MSNBC host Dylan Ratigan is mad as hell and he doesn’t care who knows it. Actually, he does care and he hopes that everyone knows it; Ratigan’s on-air meltdown this week on America’s financial mess has gone viral, and he has heartily embraced the enthusiastic response he has received for “telling it like it is.” Ratigan’s “mad as hell” moment, which he now modestly refers to as “America’s mad as hell moment,” has earned the business reporter newfound fame.
Unfortunately, Ratigan’s rant was misguided and incoherent. I guess that’s why they called it a “rant.”
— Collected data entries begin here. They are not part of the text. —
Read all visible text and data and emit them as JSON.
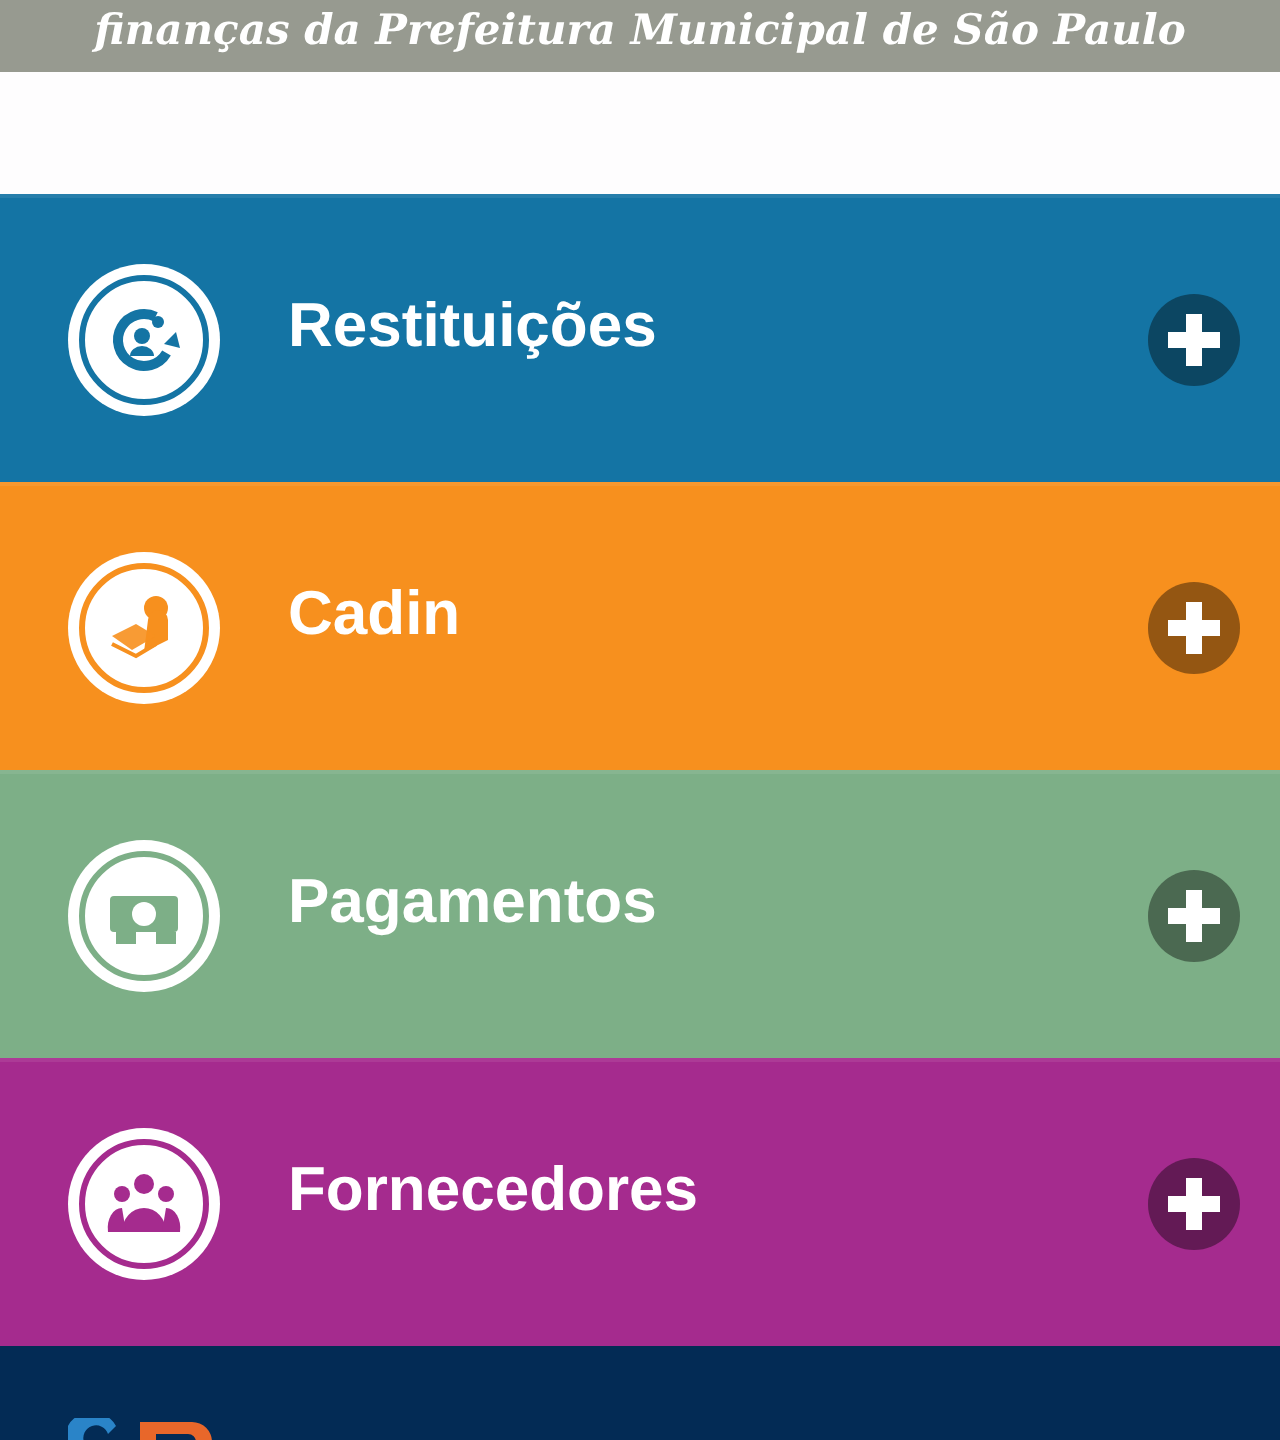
{
  "header": {
    "subtitle": "finanças da Prefeitura Municipal de São Paulo"
  },
  "menu": [
    {
      "label": "Restituições",
      "kind": "refund",
      "color": "#1474a4"
    },
    {
      "label": "Cadin",
      "kind": "debtor",
      "color": "#f7901e"
    },
    {
      "label": "Pagamentos",
      "kind": "cash",
      "color": "#7daf87"
    },
    {
      "label": "Fornecedores",
      "kind": "group",
      "color": "#a52b8e"
    }
  ]
}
Ratigan erupted while presiding over a panel discussion on “political panic” after the U.S. credit rating downgrade. Democratic consultant Karen Finney was discussing President Obama’s supposed $4 trillion debt reduction package when Ratigan jumped in: “What are you talking about, $4 trillion? We owe $70 trillion! We don’t need to walk out a $4 trillion solution which is basically just a way for the Democrats to avoid dealing with this until 2017. I’m not talking about plans to deal with this ’til 2017. I’m saying we’ve got a real problem and I’m tired of Republicans and Democrats — Republicans who want to burn the place to the ground, and Democrats, with all due respect, who want to offer a plan that gets it through the second term of their presidency, and then screws me and my kids when it’s over.”
It’s tempting to give Ratigan credit for blaming Democrats as well as Republicans. But Ratigan’s is a false bipartisanship that relies upon the pat assertion that Republicans want to “burn the place to the ground.” The large majority of Republicans — and indeed the large majority of Tea Party Republicans — voted last week for a bipartisan compromise that aims to reduce the growth of our debt by less than $2.5 trillion over 10 years. Out of one side of his mouth, Ratigan implied that Republicans were dangerously radical on the debt; out of the other side of his mouth, he complained that the compromise debt deal they supported wasn’t nearly radical enough.
As Ratigan continued railing, I have to admit that at one point I got totally lost. Perhaps I became distracted when I started to notice how Ratigan, as he screamed and gesticulated, bore a striking physical resemblance to Mel Gibson. Ratigan at one point yelled: “The United States of America is being extracted!” I wasn’t sure what he meant, and could only wonder: “Oh, yeah, from whose mouth?”
Ratigan really got rolling after panelist Finney asked him what he would like President Obama to do about all of this. The following is the heart of Ratigan’s rant, but reading it doesn’t do it justice; you should view the video to experience it as it played on television, without interruption for commercials, punctuation or breathing:
“I would like him to go to the people of the United States of America and say: People of the United States of America, your Congress is bought. Your Congress is incapable of making legislation on health care, banking, trade or taxes because if they do it they will lose their political funding and they won’t do it. But I’m the president of the United States and I won’t have a country that is run by a bought Congress, so I’m not going to work with a bought Congress and try to be ‘Mr. Big Guy I’m Working with a Bought Congress.’ I’m going to abandon the bought Congress like Teddy Roosevelt did and I’m going to go to the people of the United States and I’m going to say, ‘You’ve got a bought Congress and until we get rid of the bought Congress — which is [liberal lobbyist] Jimmy Williams’ constant point, which is get the money out of politics — and until the president says that’s the problem and says he’s going to fix it, there is no policy that I can possibly see no matter how brilliant your idea may be or your idea or my idea or her idea or your idea at home is, that idea will not happen as long as there’s a capacity to basically fire a politician who disagrees with me by taking funding away from him. Is that a fair assessment?”